The tool is for external content providers and internal teams at LinkedIn that provides insight into how we extract metadata so that content providers can easily optimize the sharing experience of their content on the LinkedIn platform.
For example, when members share a link to post on the platform, the Content Ingestion team’s services are tasked with finding the metadata to populate the shared post’s title, image and content provider. Metadata is essentially a bird’s-eye view of the content that gives you an idea of what the content is about, but is not the content itself. This tool helps to help you craft your content so its displayed in a way that makes the content fit seamlessly into the feed experience.
How you can use Post Inspector:
- Discover how to optimize your content for better engagement on LinkedIn. Post Inspector can help you identify the data missing on your page, and what you need to add for your content to have better previews in posts.
- Refresh the data LinkedIn has about your page: If your content has changed recently, you can see when LinkedIn last updated its data on it, and request a re-scrape.
- Debug issues: Learn more about how LinkedIn extracts your content’s metadata, and what could have gone wrong.
You can use Post Inspector to optimize the sharing experience for anything: an article, image, video, personal website, resume—you name it. As long as you have a URL to the content, all you need to do is enter the URL, and LinkedIn will do all the magic to teach you exactly what needs to be done in order for your content to have a fully-enriched sharing card.
How Post Inspector works
Whenever a link is shared, or LinkedIn’s content discovery services find new content, it stores a high-level view of the content. Post Inspector is essentially a visualization of how our metadata extraction process works. In order to build Post Inspector to achieve its purpose, they added new logic to the extraction process that adds annotations and ingestion feedback when retrieving the content metadata.
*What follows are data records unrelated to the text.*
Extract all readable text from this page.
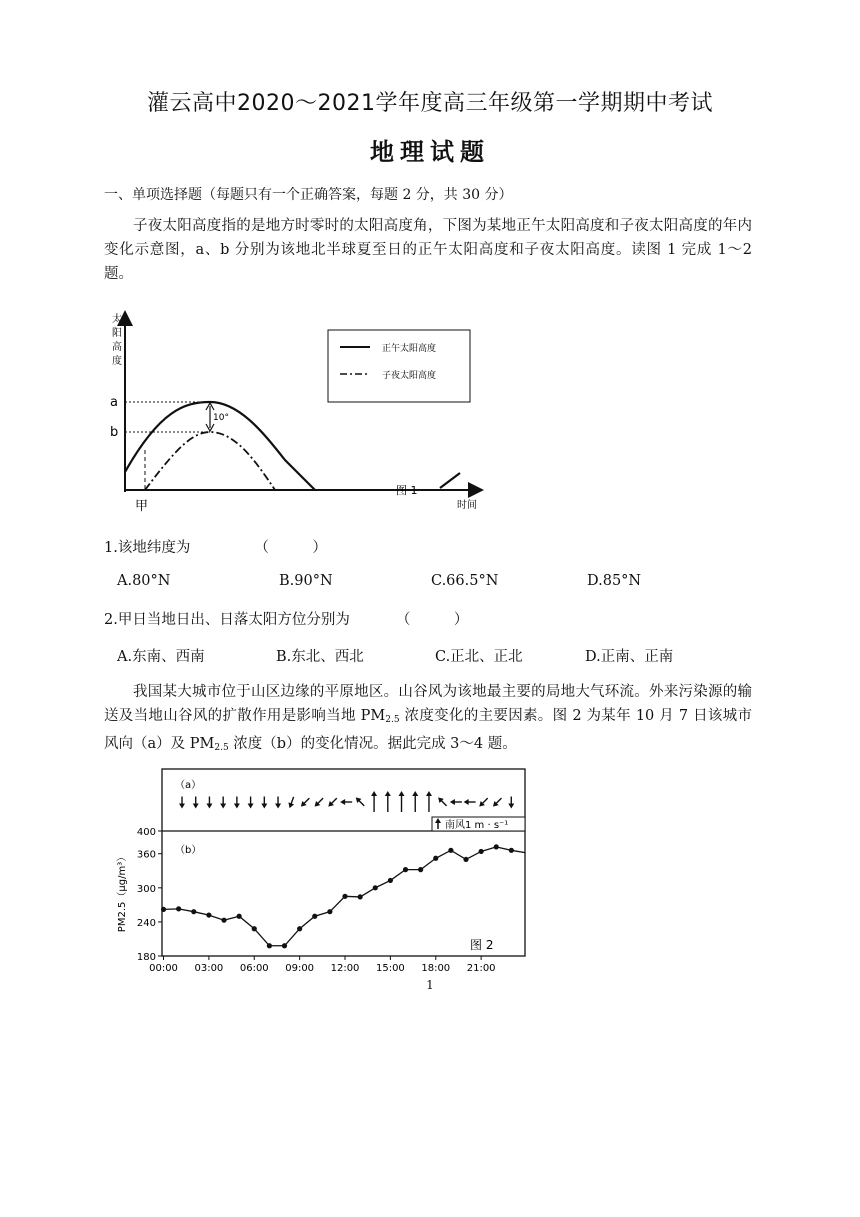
灌云高中2020～2021学年度高三年级第一学期期中考试
地理试题
一、单项选择题（每题只有一个正确答案，每题 2 分，共 30 分）
子夜太阳高度指的是地方时零时的太阳高度角，下图为某地正午太阳高度和子夜太阳高度的年内变化示意图，a、b 分别为该地北半球夏至日的正午太阳高度和子夜太阳高度。读图 1 完成 1～2 题。
太
阳
高
度
时间
10°
a
b
甲
图 1
正午太阳高度
子夜太阳高度
1.该地纬度为	（　　　）
A.80°N	B.90°N	C.66.5°N	D.85°N
2.甲日当地日出、日落太阳方位分别为	（　　　）
A.东南、西南	B.东北、西北	C.正北、正北	D.正南、正南
我国某大城市位于山区边缘的平原地区。山谷风为该地最主要的局地大气环流。外来污染源的输送及当地山谷风的扩散作用是影响当地 $PM_{2.5}$ 浓度变化的主要因素。图 2 为某年 10 月 7 日该城市风向（a）及 $PM_{2.5}$ 浓度（b）的变化情况。据此完成 3～4 题。
（a）
（b）
南风1 m · s⁻¹
PM2.5（μg/m³）
180
240
300
360
400
00:00 03:00 06:00 09:00 12:00 15:00 18:00 21:00
图 2
1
How Post Inspector works: The annotation process
LinkedIn can receive a URL to content that it needs to extract through several means. For instance, someone could share a link, embed a content preview in a Pulse article or the content discovery tool could send an extraction request. LinkedIn augmented the extraction process to add annotations to the metadata and ingestion feedback for scenarios in which it couldn’t extract any content.